Filme do Dia: Crumb (1994), Terry Zwigoff
Crumb (EUA, 1994). Direção: Terry Zwigoff.
Fotografia: Maryse Alberti. Música: David Boeddinghaus. Montagem: Victor
Livingston.
Documentário que se aproxima do influente
cartunista Robert Crumb, que se tornaria, sobretudo, associado com a cultura
junk-hippie, aflorada a partir do final dos anos 1960 – como é o caso do Gato
Fritz, de forte vinculação ao sexo e a recém-iniciada Revolução Sexual ou a
capa do disco de Janis Joplin, pela qual diz que não ganhou mais que 600
dólares dos “pilantras oportunistas da CBS”.
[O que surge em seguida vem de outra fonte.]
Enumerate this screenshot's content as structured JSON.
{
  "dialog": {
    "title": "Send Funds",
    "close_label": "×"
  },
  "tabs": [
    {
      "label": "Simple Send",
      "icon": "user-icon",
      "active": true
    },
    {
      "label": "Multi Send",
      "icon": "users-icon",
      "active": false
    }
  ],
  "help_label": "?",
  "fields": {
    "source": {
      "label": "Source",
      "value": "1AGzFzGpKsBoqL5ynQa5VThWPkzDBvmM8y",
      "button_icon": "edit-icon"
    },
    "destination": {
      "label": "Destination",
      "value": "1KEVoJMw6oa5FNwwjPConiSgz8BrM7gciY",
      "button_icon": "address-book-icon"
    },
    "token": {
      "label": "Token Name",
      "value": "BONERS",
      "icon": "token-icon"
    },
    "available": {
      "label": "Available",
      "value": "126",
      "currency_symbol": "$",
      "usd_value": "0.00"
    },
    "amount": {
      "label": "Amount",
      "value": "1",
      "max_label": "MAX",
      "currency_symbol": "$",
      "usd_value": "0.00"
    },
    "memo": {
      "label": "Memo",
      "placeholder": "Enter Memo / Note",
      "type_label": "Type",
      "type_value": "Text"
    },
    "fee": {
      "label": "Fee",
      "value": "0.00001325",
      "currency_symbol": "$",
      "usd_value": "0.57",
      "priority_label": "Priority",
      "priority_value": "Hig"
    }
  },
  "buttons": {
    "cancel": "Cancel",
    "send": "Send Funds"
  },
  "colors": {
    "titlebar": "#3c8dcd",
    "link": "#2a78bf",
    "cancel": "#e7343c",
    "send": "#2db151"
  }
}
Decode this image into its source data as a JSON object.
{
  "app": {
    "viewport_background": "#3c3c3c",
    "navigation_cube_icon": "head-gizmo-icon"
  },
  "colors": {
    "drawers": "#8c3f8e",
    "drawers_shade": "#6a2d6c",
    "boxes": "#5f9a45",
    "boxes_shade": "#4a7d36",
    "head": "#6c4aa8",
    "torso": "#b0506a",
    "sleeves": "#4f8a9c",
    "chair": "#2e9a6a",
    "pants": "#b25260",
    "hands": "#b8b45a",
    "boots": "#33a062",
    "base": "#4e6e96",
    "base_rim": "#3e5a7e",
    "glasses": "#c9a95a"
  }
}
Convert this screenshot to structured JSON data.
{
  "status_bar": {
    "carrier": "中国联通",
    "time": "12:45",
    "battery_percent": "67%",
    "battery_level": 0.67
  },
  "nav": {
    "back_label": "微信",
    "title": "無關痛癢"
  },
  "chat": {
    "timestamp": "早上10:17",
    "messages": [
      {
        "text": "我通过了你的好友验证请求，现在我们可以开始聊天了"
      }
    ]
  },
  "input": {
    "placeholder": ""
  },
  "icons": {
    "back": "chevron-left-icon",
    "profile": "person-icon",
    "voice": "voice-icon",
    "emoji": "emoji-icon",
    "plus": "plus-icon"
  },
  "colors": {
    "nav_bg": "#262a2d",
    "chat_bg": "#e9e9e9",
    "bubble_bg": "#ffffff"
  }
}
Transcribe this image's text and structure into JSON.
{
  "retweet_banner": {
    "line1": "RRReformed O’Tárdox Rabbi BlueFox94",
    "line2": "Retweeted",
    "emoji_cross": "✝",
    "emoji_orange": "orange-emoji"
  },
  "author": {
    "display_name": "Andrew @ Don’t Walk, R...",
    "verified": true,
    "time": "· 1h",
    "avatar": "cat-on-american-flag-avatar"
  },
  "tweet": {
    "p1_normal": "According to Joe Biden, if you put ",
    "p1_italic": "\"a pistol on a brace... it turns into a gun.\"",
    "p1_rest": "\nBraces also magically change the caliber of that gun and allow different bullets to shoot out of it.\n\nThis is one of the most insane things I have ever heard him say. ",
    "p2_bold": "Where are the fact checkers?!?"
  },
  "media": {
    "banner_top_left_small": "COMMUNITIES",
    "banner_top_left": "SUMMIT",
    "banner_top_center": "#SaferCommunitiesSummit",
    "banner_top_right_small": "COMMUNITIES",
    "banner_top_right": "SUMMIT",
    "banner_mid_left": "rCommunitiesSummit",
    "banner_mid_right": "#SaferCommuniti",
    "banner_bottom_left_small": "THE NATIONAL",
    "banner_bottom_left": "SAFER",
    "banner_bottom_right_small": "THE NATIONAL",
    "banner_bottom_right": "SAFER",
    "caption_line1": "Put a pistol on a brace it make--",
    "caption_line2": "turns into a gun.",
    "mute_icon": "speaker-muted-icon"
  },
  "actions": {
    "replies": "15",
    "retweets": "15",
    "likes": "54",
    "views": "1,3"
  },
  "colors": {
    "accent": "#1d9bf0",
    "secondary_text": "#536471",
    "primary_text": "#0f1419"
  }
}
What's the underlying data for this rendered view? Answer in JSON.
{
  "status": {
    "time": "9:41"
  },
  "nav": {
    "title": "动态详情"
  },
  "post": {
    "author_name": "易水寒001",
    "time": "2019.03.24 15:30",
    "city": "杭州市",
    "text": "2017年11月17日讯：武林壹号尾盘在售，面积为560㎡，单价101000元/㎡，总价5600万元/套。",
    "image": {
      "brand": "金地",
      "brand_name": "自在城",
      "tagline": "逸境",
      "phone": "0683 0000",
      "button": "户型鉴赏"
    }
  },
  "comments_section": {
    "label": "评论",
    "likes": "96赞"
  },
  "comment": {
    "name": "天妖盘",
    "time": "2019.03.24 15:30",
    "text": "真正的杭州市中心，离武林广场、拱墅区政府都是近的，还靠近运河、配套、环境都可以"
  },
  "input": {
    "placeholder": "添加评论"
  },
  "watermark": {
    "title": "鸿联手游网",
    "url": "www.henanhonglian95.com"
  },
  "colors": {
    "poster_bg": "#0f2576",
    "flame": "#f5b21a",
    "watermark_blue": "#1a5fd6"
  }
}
Figura ao mesmo tempo carismática e já em descompasso com a agenda
politicamente correta dominante nos Estados Unidos de então, marcada por uma sexualidade
reprimida e, ao mesmo tempo, a se fiar na proximidade biográfica de vários dos
quadrinhos que apresenta, talvez assustadoramente “apaixonado” por sua própria
filha, garota que observamos em seu colo, e que diz ser a única mulher com que
de fato conseguiu estabelecer uma relação desse tipo. O sexo, aliás,
onipresente nos quadrinhos de Crumb, também é assunto de boa parte do
documentário, o que envolve sua família disfuncional, com dois irmãos portando
visíveis distúrbios psíquicos, que também possuem uma relação, digamos,
heterodoxa com o mesmo, no momento da produção ambos afirmando não possuírem
mais vida sexual, e um deles, Charles vivendo com a mãe e afirmando que tivera
desejos constantes de assassinar o irmão mais moço, quando da juventude de
ambos. Dentre as Imagens da família, surge uma relação aparentemente mais
distante com uma irmã, observada brevemente (nenhuma de suas duas irmãs aceitou
colaborar com o documentário, como afirma os comentários finais), assim como de
ex-companheiras e musas para vários de seus quadrinhos se confundem com ele
próprio montando nas costas de algumas dessas, tal como observado em
personagens de sua obra, e uma das companheiras afirmando que ele nunca teve
interesse em sexo convencional apesar de seu invejável órgão sexual que,
guardadas as proporções, a se fiar no que ela afirma, equivaleria aos de alguns
desenhados pelo artista. Embora assuma sua misoginia, vários depoentes, a maior
parte de mulheres, direciona um discurso que se encaminha para o oposto, afirmando
que se sentiram compreendidas por ele, enquanto as mais intelectuais dissecam
esse ódio ao gênero do qual fazem parte e relações de cunho psicanalítico,
ocasionalmente na frente do próprio, e de seu riso franco-nervoso. Riso esse
que deixa transparecer com rara efetividade em uma personalidade de sua
envergadura, traços, por bem ou por mal, de uma aparente imaturidade ou
jovialidade que carrega consigo, como se ainda adolescente fosse, assim como
vulnerabilidade. Junta-se ao grupo das mulheres que o defendem o crítico de
arte Robert Hughes. Mais admirável em sua personalidade, além do talento para
sua arte, observado em alguns momentos, inclusive comentando o desenho que está
sendo realizado por um filho seu, é um relativo desapego à cultura da celebridade
norte-americana, que acenou para ele com várias propostas bem pagas e que foram
prontamente recusadas. Com seus óculos de lentes grossas, aspecto franzino e
timidez, torna-se quase um personagem a fazer companhia a sua trupe mais
assídua – Mr. Natural e Frtiz, o gato, sobre quem não pensou duas
vezes ao “assassiná-lo” com a mediação de uma personagem que faz uso de um
picador de gelo, após a obra dirigida por Bashki que, segundo ele, nada tinha a
ver com sua proposta e foi idealizada por gente inescrupulosa; embora, seu
desgosto com a fama do personagem anteceda o longa de Bashki, já que ele some
antes dessa produção. Sua língua afiada e comentários muitas vezes hilários em
sua franqueza tampouco se coadunam com a cultura vip do mundo das celebridades
que habitualmente povoa a mídia. A influência da “obra” iniciada pelo irmão
mais velho, que logo se afastaria dos desenhos (e também do mundo) é recorrente
em sua fala e ao observar o que sobrou das brochuras artesanais da produção desse.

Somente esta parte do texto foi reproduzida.